Imagine, if you can, the free-for-all of a United States where individual towns or even schools can declare their own official religions. Want an officially Muslim town somewhere? A mini-Israel in the mountains up North? An officially Buddhist village in the Carolina coastal plain? And then after the next election cycle the official religion could change again? This kind of idea would make it possible. It has all kinds of unintended consequences.

Aside from that, though, even as the resolution itself states, the nation’s courts at every level have consistently interpreted the establishment clause as applying to everyone, not just Congress. So, passing anything to implement the idea would have zero legal effect. None.
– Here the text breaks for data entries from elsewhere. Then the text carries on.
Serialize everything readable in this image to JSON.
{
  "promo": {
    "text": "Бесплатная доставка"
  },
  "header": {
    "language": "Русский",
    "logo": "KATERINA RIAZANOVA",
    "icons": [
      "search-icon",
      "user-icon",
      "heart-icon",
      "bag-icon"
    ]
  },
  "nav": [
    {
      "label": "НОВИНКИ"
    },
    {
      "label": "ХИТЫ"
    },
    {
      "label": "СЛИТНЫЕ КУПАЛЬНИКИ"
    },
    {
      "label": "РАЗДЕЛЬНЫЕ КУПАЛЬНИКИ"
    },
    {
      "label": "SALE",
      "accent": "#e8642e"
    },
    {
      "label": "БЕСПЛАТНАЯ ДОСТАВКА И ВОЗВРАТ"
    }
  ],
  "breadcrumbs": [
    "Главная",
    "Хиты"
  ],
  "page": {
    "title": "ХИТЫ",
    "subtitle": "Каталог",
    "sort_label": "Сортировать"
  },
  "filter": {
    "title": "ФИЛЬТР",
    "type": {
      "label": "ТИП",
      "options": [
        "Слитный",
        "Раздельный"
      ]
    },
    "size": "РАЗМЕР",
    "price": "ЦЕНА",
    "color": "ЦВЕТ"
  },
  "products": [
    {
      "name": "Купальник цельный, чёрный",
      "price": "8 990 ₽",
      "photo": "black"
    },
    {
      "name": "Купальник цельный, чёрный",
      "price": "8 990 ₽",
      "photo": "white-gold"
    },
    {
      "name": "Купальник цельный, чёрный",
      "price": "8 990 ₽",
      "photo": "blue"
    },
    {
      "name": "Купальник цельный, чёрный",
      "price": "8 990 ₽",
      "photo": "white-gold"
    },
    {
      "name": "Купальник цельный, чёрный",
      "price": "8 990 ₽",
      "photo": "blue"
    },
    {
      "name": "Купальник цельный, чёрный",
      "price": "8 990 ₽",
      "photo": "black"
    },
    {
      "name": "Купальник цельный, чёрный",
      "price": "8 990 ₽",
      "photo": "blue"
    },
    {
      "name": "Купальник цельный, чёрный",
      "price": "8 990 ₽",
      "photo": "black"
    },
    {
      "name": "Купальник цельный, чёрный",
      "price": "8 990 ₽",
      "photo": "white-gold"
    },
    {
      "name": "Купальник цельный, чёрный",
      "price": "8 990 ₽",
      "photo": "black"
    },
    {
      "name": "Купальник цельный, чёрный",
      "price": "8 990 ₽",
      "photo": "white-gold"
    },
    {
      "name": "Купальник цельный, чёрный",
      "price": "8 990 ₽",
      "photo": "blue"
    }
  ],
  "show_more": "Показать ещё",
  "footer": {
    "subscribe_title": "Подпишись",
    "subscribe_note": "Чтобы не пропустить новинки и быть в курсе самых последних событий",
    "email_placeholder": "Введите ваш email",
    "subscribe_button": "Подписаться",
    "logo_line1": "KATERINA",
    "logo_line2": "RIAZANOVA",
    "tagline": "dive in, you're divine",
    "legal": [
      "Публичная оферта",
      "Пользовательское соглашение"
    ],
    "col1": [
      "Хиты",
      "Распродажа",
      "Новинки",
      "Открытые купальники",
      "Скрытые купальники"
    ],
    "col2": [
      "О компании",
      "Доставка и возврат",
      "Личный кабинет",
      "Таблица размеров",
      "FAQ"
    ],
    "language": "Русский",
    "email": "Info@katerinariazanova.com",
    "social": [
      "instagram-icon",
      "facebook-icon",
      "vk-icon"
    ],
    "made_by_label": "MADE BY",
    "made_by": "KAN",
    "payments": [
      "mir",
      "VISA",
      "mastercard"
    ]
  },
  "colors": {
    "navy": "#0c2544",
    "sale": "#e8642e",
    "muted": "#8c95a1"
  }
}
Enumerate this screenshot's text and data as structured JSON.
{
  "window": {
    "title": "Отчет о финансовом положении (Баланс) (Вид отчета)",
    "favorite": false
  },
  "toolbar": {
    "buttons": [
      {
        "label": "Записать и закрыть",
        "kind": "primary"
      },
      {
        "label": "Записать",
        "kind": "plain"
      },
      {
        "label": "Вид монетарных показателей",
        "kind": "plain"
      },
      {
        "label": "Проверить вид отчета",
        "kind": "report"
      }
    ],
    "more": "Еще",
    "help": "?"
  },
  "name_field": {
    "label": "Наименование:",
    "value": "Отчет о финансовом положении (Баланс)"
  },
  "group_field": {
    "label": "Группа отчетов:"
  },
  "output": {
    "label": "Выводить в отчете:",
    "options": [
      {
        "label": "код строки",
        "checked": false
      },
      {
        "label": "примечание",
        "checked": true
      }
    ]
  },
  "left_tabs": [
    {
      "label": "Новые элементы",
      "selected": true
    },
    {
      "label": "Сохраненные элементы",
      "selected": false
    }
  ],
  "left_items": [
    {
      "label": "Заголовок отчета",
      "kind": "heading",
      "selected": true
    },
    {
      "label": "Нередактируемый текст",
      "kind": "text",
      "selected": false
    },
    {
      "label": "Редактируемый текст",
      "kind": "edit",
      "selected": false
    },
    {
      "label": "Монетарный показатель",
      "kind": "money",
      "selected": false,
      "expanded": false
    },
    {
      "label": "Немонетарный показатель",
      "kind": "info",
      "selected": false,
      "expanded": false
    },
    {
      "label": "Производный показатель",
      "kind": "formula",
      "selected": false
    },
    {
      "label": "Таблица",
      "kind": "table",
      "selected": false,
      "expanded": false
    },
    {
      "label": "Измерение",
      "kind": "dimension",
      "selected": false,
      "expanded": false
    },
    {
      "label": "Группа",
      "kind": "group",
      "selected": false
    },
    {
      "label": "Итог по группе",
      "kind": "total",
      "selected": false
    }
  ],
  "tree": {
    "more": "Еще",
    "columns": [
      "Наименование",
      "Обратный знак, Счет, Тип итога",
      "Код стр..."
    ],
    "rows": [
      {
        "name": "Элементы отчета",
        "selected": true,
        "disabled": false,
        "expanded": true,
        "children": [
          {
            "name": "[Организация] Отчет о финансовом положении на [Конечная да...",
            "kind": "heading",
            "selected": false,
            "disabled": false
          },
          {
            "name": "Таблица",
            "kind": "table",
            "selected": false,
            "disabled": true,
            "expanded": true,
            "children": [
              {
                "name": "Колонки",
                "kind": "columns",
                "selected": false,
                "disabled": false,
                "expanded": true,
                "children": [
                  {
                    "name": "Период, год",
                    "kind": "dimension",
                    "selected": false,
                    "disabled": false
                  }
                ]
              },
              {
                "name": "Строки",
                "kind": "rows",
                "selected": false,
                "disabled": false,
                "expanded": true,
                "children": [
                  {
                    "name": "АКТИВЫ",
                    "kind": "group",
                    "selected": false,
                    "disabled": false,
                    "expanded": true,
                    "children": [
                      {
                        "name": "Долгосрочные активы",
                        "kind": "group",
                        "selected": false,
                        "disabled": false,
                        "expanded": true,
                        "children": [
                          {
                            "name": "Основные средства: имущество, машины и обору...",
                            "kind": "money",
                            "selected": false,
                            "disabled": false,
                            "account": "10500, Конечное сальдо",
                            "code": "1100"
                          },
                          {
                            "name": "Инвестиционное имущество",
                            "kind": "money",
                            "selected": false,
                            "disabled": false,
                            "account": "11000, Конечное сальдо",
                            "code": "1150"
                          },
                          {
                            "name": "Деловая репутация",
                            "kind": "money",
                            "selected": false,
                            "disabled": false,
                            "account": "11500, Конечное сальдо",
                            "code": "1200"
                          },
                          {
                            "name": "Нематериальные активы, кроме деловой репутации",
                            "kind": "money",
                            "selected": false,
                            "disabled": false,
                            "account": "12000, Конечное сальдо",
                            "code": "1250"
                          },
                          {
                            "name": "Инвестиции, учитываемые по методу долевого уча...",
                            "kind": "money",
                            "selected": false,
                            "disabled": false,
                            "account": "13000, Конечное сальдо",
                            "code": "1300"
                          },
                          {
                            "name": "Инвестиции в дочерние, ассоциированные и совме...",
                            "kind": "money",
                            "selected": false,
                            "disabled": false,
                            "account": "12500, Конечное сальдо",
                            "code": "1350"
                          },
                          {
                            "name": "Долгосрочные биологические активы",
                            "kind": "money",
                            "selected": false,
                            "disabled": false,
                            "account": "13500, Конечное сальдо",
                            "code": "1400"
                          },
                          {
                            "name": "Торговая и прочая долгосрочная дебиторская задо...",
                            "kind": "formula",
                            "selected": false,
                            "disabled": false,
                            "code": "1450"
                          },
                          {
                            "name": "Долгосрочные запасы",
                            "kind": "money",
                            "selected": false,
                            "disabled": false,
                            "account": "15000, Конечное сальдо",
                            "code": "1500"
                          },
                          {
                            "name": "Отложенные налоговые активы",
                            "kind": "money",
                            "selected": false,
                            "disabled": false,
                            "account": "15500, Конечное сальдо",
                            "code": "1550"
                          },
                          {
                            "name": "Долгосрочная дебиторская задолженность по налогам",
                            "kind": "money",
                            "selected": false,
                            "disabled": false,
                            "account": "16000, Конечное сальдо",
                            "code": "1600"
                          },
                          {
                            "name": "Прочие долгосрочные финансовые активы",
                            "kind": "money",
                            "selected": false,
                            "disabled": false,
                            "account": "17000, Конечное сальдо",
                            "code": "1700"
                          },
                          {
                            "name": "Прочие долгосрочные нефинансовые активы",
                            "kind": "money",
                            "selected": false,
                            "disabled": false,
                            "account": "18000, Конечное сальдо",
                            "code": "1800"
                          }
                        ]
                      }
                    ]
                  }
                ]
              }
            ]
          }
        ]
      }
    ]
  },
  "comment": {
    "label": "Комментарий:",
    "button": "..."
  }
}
In other words, the legislators expressed support for something that on its face would be unconstitutional – violating not just the U.S. Constitution but the state constitution as well. And that is where the stuff hit the fan and splattered across Facebook, Twitter and all the tubes of the Internet. “North Carolina is going Taliban,” the commentary suggested.

But here’s the other thing: Because the legislative sponsors introduced it as a resolution, they never really intended to try to make their idea the law of the state. A resolution is more like standing up on a box and declaring to the folks all around, “Here is what I think is a really good idea.” They were speaking to Buncombe.

John Hood of the conservative John Locke Foundation said as much in a column Friday: “A resolution is not a bill. A bill introduced is not a bill enacted. And a bill enacted is not necessarily a major policy change that will affect the everyday lives of North Carolinians.”

That’s what I kept trying to tell people when I saw them flipping out on Facebook.

And on Thursday, what I expected came to pass: The House leadership declared that the measure would never even come to a vote.

So ends another week in the sausage-making business.